Sequence points are control expressions (the evaluations in if, switch, while, do and all three sections of for), logical ORs and ANDs, conditionals (?:), commas and the return statement.
To prevent compiler optimization across these points, you must declare your variable volatile. In your example, you can specify
volatile long a;
unsigned long m;
{...}
if (!a && m > 0x002 && m < 0x111) {...}
The reason that this works is that volatile is used to instruct the compiler that it can't predict the behavior of an equivalent machine with respect to the variable. Therefore, it must strictly obey the sequence points in your code.
The compiler's optimising - it gets the result into EBX, moves it to AL, part of EAX, does the second check into EDX, then branches based on the comparison of EAX and EDX. This saves a branch and leaves the code running faster, without making any difference at all in terms of side effects.
If you compile with -O0 rather than -O2, I imagine it will produce more naive assembly that more closely matches your expectations.
The code is behaving correctly (i.e., in accordance with the requirements of the language standard) either way.
It appears that you're trying to find a way to generate specific assembly code. Of two possible assembly code sequences, both of which behave the same way, you find one satisfactory and the other unsatisfactory.

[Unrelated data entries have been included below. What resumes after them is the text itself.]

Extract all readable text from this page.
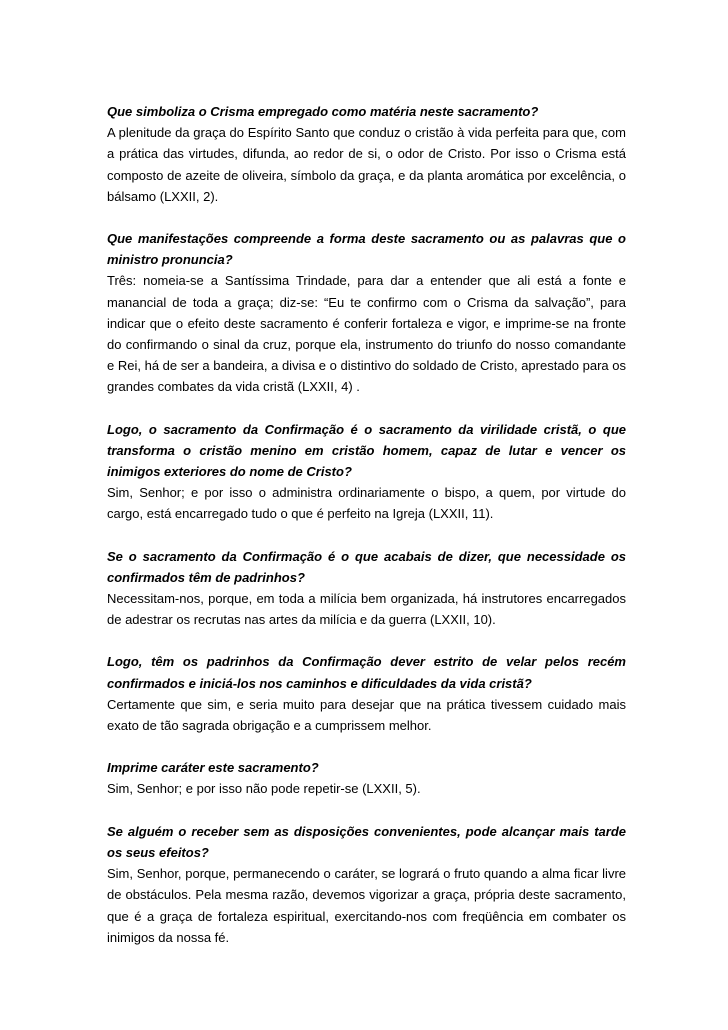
Que simboliza o Crisma empregado como matéria neste sacramento?

A plenitude da graça do Espírito Santo que conduz o cristão à vida perfeita para que, com a prática das virtudes, difunda, ao redor de si, o odor de Cristo. Por isso o Crisma está composto de azeite de oliveira, símbolo da graça, e da planta aromática por excelência, o bálsamo (LXXII, 2).

Que manifestações compreende a forma deste sacramento ou as palavras que o ministro pronuncia?

Três: nomeia-se a Santíssima Trindade, para dar a entender que ali está a fonte e manancial de toda a graça; diz-se: “Eu te confirmo com o Crisma da salvação”, para indicar que o efeito deste sacramento é conferir fortaleza e vigor, e imprime-se na fronte do confirmando o sinal da cruz, porque ela, instrumento do triunfo do nosso comandante e Rei, há de ser a bandeira, a divisa e o distintivo do soldado de Cristo, aprestado para os grandes combates da vida cristã (LXXII, 4) .

Logo, o sacramento da Confirmação é o sacramento da virilidade cristã, o que transforma o cristão menino em cristão homem, capaz de lutar e vencer os inimigos exteriores do nome de Cristo?

Sim, Senhor; e por isso o administra ordinariamente o bispo, a quem, por virtude do cargo, está encarregado tudo o que é perfeito na Igreja (LXXII, 11).

Se o sacramento da Confirmação é o que acabais de dizer, que necessidade os confirmados têm de padrinhos?

Necessitam-nos, porque, em toda a milícia bem organizada, há instrutores encarregados de adestrar os recrutas nas artes da milícia e da guerra (LXXII, 10).

Logo, têm os padrinhos da Confirmação dever estrito de velar pelos recém confirmados e iniciá-los nos caminhos e dificuldades da vida cristã?

Certamente que sim, e seria muito para desejar que na prática tivessem cuidado mais exato de tão sagrada obrigação e a cumprissem melhor.

Imprime caráter este sacramento?

Sim, Senhor; e por isso não pode repetir-se (LXXII, 5).

Se alguém o receber sem as disposições convenientes, pode alcançar mais tarde os seus efeitos?

Sim, Senhor, porque, permanecendo o caráter, se logrará o fruto quando a alma ficar livre de obstáculos. Pela mesma razão, devemos vigorizar a graça, própria deste sacramento, que é a graça de fortaleza espiritual, exercitando-nos com freqüência em combater os inimigos da nossa fé.
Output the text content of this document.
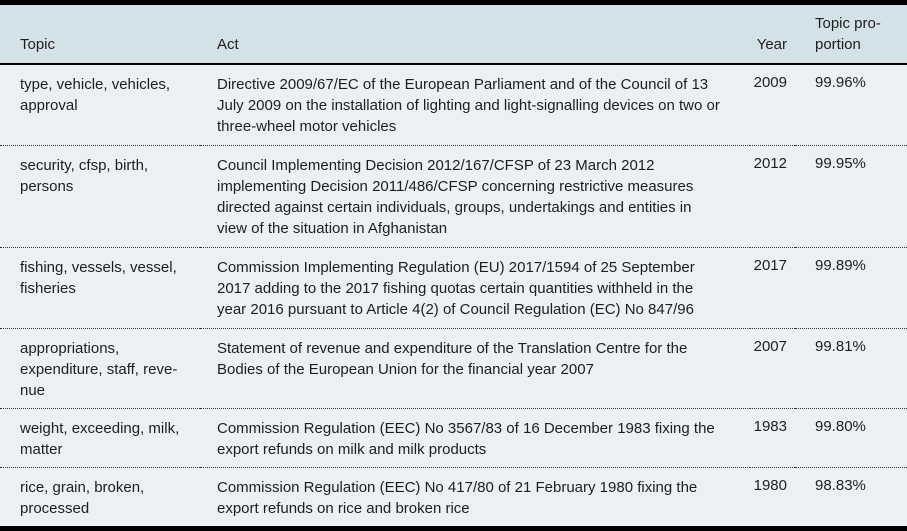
Topic	Act	Year	Topic pro-
portion

type, vehicle, vehicles, approval	Directive 2009/67/EC of the European Parliament and of the Council of 13 July 2009 on the installation of lighting and light-signalling devices on two or three-wheel motor vehicles	2009	99.96%
security, cfsp, birth, persons	Council Implementing Decision 2012/167/CFSP of 23 March 2012 implementing Decision 2011/486/CFSP concerning restrictive measures directed against certain individuals, groups, undertakings and entities in view of the situation in Afghanistan	2012	99.95%
fishing, vessels, vessel, fisheries	Commission Implementing Regulation (EU) 2017/1594 of 25 September 2017 adding to the 2017 fishing quotas certain quantities withheld in the year 2016 pursuant to Article 4(2) of Council Regulation (EC) No 847/96	2017	99.89%
appropriations, expenditure, staff, revenue	Statement of revenue and expenditure of the Translation Centre for the Bodies of the European Union for the financial year 2007	2007	99.81%
weight, exceeding, milk, matter	Commission Regulation (EEC) No 3567/83 of 16 December 1983 fixing the export refunds on milk and milk products	1983	99.80%
rice, grain, broken, processed	Commission Regulation (EEC) No 417/80 of 21 February 1980 fixing the export refunds on rice and broken rice	1980	98.83%
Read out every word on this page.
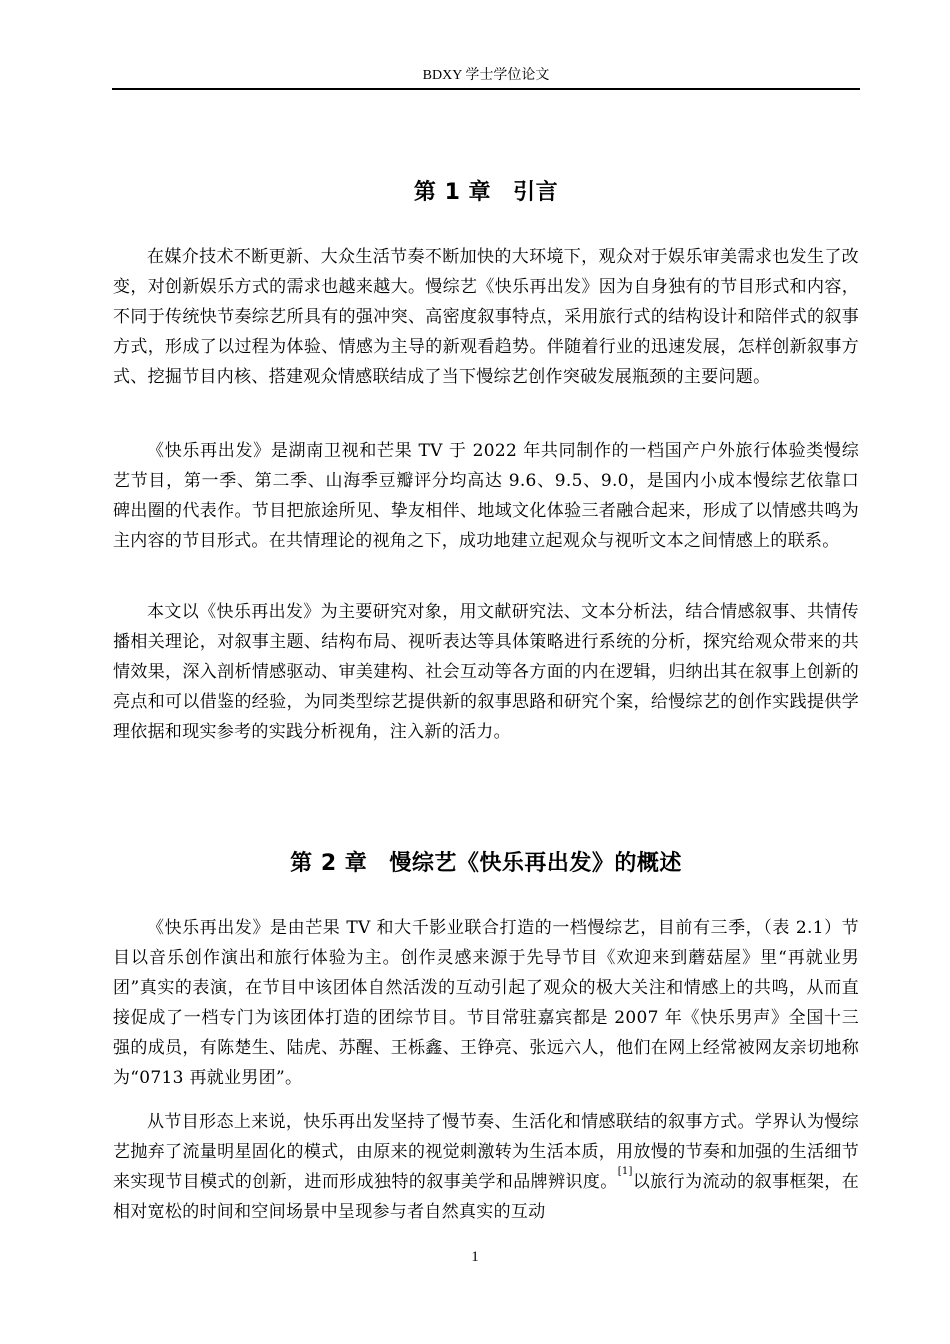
BDXY 学士学位论文
第 1 章 引言

在媒介技术不断更新、大众生活节奏不断加快的大环境下，观众对于娱乐审美需求也发生了改变，对创新娱乐方式的需求也越来越大。慢综艺《快乐再出发》因为自身独有的节目形式和内容，不同于传统快节奏综艺所具有的强冲突、高密度叙事特点，采用旅行式的结构设计和陪伴式的叙事方式，形成了以过程为体验、情感为主导的新观看趋势。伴随着行业的迅速发展，怎样创新叙事方式、挖掘节目内核、搭建观众情感联结成了当下慢综艺创作突破发展瓶颈的主要问题。

《快乐再出发》是湖南卫视和芒果 TV 于 2022 年共同制作的一档国产户外旅行体验类慢综艺节目，第一季、第二季、山海季豆瓣评分均高达 9.6、9.5、9.0，是国内小成本慢综艺依靠口碑出圈的代表作。节目把旅途所见、挚友相伴、地域文化体验三者融合起来，形成了以情感共鸣为主内容的节目形式。在共情理论的视角之下，成功地建立起观众与视听文本之间情感上的联系。

本文以《快乐再出发》为主要研究对象，用文献研究法、文本分析法，结合情感叙事、共情传播相关理论，对叙事主题、结构布局、视听表达等具体策略进行系统的分析，探究给观众带来的共情效果，深入剖析情感驱动、审美建构、社会互动等各方面的内在逻辑，归纳出其在叙事上创新的亮点和可以借鉴的经验，为同类型综艺提供新的叙事思路和研究个案，给慢综艺的创作实践提供学理依据和现实参考的实践分析视角，注入新的活力。

第 2 章 慢综艺《快乐再出发》的概述

《快乐再出发》是由芒果 TV 和大千影业联合打造的一档慢综艺，目前有三季，（表 2.1）节目以音乐创作演出和旅行体验为主。创作灵感来源于先导节目《欢迎来到蘑菇屋》里“再就业男团”真实的表演，在节目中该团体自然活泼的互动引起了观众的极大关注和情感上的共鸣，从而直接促成了一档专门为该团体打造的团综节目。节目常驻嘉宾都是 2007 年《快乐男声》全国十三强的成员，有陈楚生、陆虎、苏醒、王栎鑫、王铮亮、张远六人，他们在网上经常被网友亲切地称为“0713 再就业男团”。

从节目形态上来说，快乐再出发坚持了慢节奏、生活化和情感联结的叙事方式。学界认为慢综艺抛弃了流量明星固化的模式，由原来的视觉刺激转为生活本质，用放慢的节奏和加强的生活细节来实现节目模式的创新，进而形成独特的叙事美学和品牌辨识度。[1]以旅行为流动的叙事框架，在相对宽松的时间和空间场景中呈现参与者自然真实的互动

1
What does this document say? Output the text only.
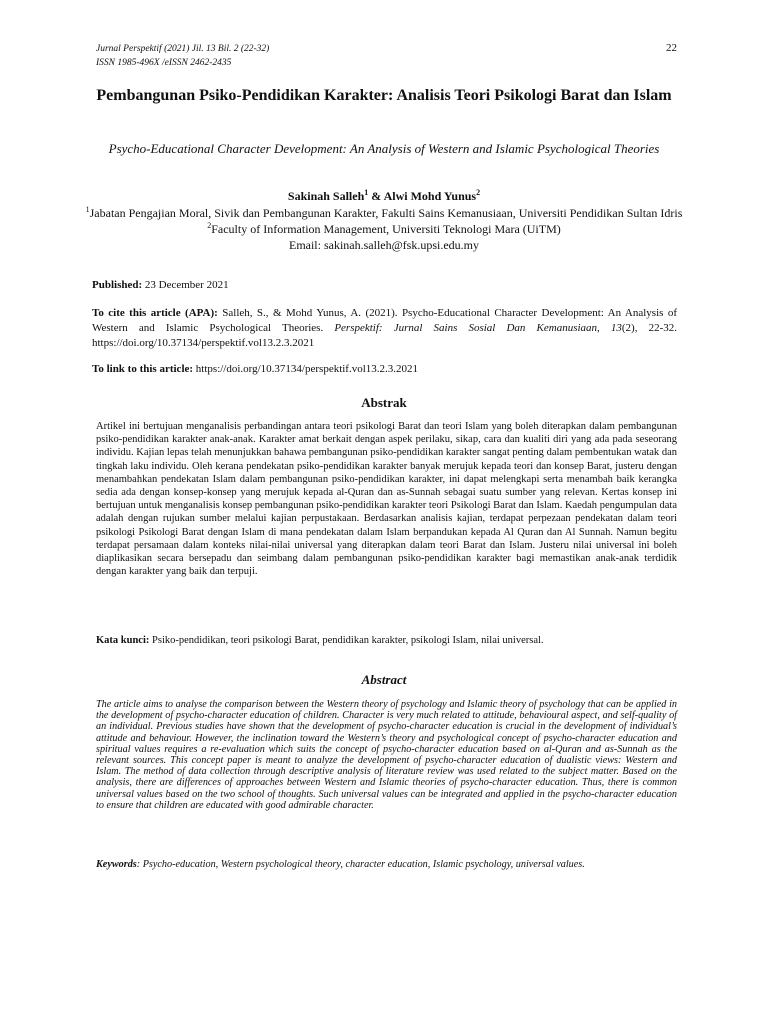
Jurnal Perspektif (2021) Jil. 13 Bil. 2 (22-32)
ISSN 1985-496X /eISSN 2462-2435
22
Pembangunan Psiko-Pendidikan Karakter: Analisis Teori Psikologi Barat dan Islam
Psycho-Educational Character Development: An Analysis of Western and Islamic Psychological Theories
Sakinah Salleh$^1$ & Alwi Mohd Yunus$^2$
$^1$Jabatan Pengajian Moral, Sivik dan Pembangunan Karakter, Fakulti Sains Kemanusiaan, Universiti Pendidikan Sultan Idris
$^2$Faculty of Information Management, Universiti Teknologi Mara (UiTM)
Email: sakinah.salleh@fsk.upsi.edu.my
Published: 23 December 2021
To cite this article (APA): Salleh, S., & Mohd Yunus, A. (2021). Psycho-Educational Character Development: An Analysis of Western and Islamic Psychological Theories. Perspektif: Jurnal Sains Sosial Dan Kemanusiaan, 13(2), 22-32. https://doi.org/10.37134/perspektif.vol13.2.3.2021
To link to this article: https://doi.org/10.37134/perspektif.vol13.2.3.2021
Abstrak
Artikel ini bertujuan menganalisis perbandingan antara teori psikologi Barat dan teori Islam yang boleh diterapkan dalam pembangunan psiko-pendidikan karakter anak-anak. Karakter amat berkait dengan aspek perilaku, sikap, cara dan kualiti diri yang ada pada seseorang individu. Kajian lepas telah menunjukkan bahawa pembangunan psiko-pendidikan karakter sangat penting dalam pembentukan watak dan tingkah laku individu. Oleh kerana pendekatan psiko-pendidikan karakter banyak merujuk kepada teori dan konsep Barat, justeru dengan menambahkan pendekatan Islam dalam pembangunan psiko-pendidikan karakter, ini dapat melengkapi serta menambah baik kerangka sedia ada dengan konsep-konsep yang merujuk kepada al-Quran dan as-Sunnah sebagai suatu sumber yang relevan. Kertas konsep ini bertujuan untuk menganalisis konsep pembangunan psiko-pendidikan karakter teori Psikologi Barat dan Islam. Kaedah pengumpulan data adalah dengan rujukan sumber melalui kajian perpustakaan. Berdasarkan analisis kajian, terdapat perpezaan pendekatan dalam teori psikologi Psikologi Barat dengan Islam di mana pendekatan dalam Islam berpandukan kepada Al Quran dan Al Sunnah. Namun begitu terdapat persamaan dalam konteks nilai-nilai universal yang diterapkan dalam teori Barat dan Islam. Justeru nilai universal ini boleh diaplikasikan secara bersepadu dan seimbang dalam pembangunan psiko-pendidikan karakter bagi memastikan anak-anak terdidik dengan karakter yang baik dan terpuji.
Kata kunci: Psiko-pendidikan, teori psikologi Barat, pendidikan karakter, psikologi Islam, nilai universal.
Abstract
The article aims to analyse the comparison between the Western theory of psychology and Islamic theory of psychology that can be applied in the development of psycho-character education of children. Character is very much related to attitude, behavioural aspect, and self-quality of an individual. Previous studies have shown that the development of psycho-character education is crucial in the development of individual’s attitude and behaviour. However, the inclination toward the Western’s theory and psychological concept of psycho-character education and spiritual values requires a re-evaluation which suits the concept of psycho-character education based on al-Quran and as-Sunnah as the relevant sources. This concept paper is meant to analyze the development of psycho-character education of dualistic views: Western and Islam. The method of data collection through descriptive analysis of literature review was used related to the subject matter. Based on the analysis, there are differences of approaches between Western and Islamic theories of psycho-character education. Thus, there is common universal values based on the two school of thoughts. Such universal values can be integrated and applied in the psycho-character education to ensure that children are educated with good admirable character.
Keywords: Psycho-education, Western psychological theory, character education, Islamic psychology, universal values.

The only really reliable way to guarantee the satisfactory assembly code sequence is to write the assembly code explicitly. gcc does support inline assembly.
C code specifies behavior. Assembly code specifies machine code.
But all this raises the question: why does it matter to you? (I'm not saying it shouldn't, I just don't understand why it should.)
EDIT: How exactly are a and m defined? If, as you suggest, they're related to memory-mapped devices, then they should be declared volatile -- and that might be exactly the solution to your problem. If they're just ordinary variables, then the compiler can do whatever it likes with them (as long as it doesn't affect the program's visible behavior) because you didn't ask it not to.